Paradoxaholic is rife with barbed wit and wordplay, as well as plenty of tensive, roots-based pop-rock to back it up. Long on muscle and drive, the production is certainly a far cry from Sidekick Phenomenon, the country-tinged field-recording-by-default Rigby made back in 1985 for the Egon label run by Yo La Tengo co-founders Georgia Hubley and Ira Kaplan. He subsequently released a trio of singles, one on former Hüsker Dü singer-guitarist Bob Mould’s Singles Only imprint, and a couple more, including the cult favorite “Ricky Skaggs Tonite,” on Diesel Only. Rigby also recorded an EP, hooked by the horny “Red Bra & Panties,” in 1996. Yet all of these efforts seemed off-the-cuff; by contrast, the arrival of his far more realized new album raises the question of whether the record is just a busman’s holiday for Rigby, or perhaps represents a new phase of his career.
Rigby, however, insists that he is first and foremost a drummer. “I’ve been writing songs for years—a lot of songs—but I’m still very much focused on being a musician,” he says, alluding to his current gig with Steve Earle’s band the Dukes. “If anything, I consider myself a singer-songwriter’s drummer.
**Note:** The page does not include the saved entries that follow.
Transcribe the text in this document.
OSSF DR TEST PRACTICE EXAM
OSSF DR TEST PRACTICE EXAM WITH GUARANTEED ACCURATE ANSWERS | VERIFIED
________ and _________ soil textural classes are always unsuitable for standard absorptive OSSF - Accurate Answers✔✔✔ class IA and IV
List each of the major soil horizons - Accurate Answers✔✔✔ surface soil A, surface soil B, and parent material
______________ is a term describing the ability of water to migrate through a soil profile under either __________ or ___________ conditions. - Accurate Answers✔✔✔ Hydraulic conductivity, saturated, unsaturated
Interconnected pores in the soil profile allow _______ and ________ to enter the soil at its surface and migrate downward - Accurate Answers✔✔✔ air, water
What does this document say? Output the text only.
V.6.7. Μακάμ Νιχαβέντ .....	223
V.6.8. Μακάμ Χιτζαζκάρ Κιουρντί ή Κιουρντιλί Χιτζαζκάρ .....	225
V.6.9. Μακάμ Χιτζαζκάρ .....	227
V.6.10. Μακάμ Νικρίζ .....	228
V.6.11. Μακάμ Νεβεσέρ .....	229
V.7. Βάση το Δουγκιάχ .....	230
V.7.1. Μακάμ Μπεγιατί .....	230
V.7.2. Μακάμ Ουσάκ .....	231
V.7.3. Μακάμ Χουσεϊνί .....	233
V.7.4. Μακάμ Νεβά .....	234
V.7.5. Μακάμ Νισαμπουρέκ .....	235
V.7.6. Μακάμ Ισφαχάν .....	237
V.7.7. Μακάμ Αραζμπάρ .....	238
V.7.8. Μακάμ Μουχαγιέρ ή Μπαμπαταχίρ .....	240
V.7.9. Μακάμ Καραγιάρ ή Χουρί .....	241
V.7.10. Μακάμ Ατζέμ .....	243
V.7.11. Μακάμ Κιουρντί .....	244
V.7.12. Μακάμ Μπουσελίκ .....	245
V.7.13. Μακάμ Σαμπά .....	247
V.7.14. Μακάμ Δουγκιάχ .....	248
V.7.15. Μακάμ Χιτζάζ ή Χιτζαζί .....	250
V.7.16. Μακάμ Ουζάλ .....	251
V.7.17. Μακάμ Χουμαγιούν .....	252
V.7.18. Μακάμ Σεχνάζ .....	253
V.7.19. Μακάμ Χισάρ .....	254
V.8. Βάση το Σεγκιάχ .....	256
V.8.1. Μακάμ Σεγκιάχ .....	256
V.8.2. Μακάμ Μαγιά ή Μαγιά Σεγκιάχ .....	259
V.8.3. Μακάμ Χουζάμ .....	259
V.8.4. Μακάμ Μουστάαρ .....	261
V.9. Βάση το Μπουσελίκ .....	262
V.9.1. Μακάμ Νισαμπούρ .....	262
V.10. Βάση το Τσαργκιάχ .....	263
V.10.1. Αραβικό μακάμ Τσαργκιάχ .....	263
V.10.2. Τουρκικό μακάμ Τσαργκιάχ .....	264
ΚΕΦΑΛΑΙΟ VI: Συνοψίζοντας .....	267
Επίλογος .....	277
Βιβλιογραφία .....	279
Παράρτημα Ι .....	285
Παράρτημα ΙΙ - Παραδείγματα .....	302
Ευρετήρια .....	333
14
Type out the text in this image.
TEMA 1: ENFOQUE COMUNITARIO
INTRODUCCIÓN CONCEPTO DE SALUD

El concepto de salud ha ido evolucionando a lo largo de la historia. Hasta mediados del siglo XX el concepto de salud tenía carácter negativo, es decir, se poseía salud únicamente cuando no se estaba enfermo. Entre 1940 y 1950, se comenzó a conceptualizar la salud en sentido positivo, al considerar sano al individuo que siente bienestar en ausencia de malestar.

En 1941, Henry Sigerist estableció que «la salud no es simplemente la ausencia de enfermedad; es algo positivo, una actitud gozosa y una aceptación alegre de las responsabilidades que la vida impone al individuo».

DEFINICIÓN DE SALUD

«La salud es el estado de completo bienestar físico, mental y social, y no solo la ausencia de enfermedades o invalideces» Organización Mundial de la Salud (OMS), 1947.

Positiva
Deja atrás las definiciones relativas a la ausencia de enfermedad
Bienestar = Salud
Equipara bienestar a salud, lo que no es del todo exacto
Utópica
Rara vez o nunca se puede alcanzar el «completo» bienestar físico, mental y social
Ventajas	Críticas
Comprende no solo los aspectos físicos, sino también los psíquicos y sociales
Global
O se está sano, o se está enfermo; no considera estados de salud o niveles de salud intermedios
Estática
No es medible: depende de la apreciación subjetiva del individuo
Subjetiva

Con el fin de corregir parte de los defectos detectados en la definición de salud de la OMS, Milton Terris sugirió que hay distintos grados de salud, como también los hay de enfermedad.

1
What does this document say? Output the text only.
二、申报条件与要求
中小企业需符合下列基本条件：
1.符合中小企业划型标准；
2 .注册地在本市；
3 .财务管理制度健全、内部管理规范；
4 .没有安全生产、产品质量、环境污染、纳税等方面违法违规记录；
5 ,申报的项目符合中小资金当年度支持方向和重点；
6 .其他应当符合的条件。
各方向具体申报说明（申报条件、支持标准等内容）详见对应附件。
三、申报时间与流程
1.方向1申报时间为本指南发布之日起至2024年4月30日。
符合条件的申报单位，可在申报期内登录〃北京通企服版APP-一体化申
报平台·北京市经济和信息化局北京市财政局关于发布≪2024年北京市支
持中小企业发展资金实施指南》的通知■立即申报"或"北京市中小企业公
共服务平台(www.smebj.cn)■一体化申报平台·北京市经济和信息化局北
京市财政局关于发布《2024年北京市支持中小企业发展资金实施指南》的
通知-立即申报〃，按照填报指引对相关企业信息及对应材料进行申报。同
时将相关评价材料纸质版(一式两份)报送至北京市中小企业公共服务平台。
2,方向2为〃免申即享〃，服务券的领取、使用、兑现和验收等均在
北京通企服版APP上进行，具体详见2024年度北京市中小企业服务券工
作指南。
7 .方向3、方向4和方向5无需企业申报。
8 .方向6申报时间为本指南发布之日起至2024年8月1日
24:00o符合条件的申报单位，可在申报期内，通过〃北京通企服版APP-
I’ve put a lot of thought into what songwriting is, and to what it means to stay out of the way as a musician. Staying out of the way is really what it’s all about when you play with someone like Steve.”
All of which is a mite self-effacing for a drummer who has worked with the heady likes of his ex-wife Amy, his old dB’s bandmates Chris Stamey and Peter Holsapple and former Soft Boy Kimberley Rew. Today Rigby favors a lean, no-fills style of playing in the tradition of the great Stax drummer Al Jackson Jr.; back when he was a member of Sneakers and The dB’s, though, he used to rampage all over the kit like the second coming of Keith Moon. Indeed, the first edition of the Trouser Press Record Guide called Rigby “one of a mere handful of current rock drummers with a sound of his own beyond mere beat-keeping.”
A similar originality is evident in the songwriting and performances on Rigby’s new album. At 46, and with a teenage daughter to help raise, he’s doubtless not about to use the record as a platform for embarking on a full-blown solo career. But if anyone on Music Row or beyond is listening, surely they’ll understand the wisdom of giving the drummer some, if only in the form of a songwriting deal.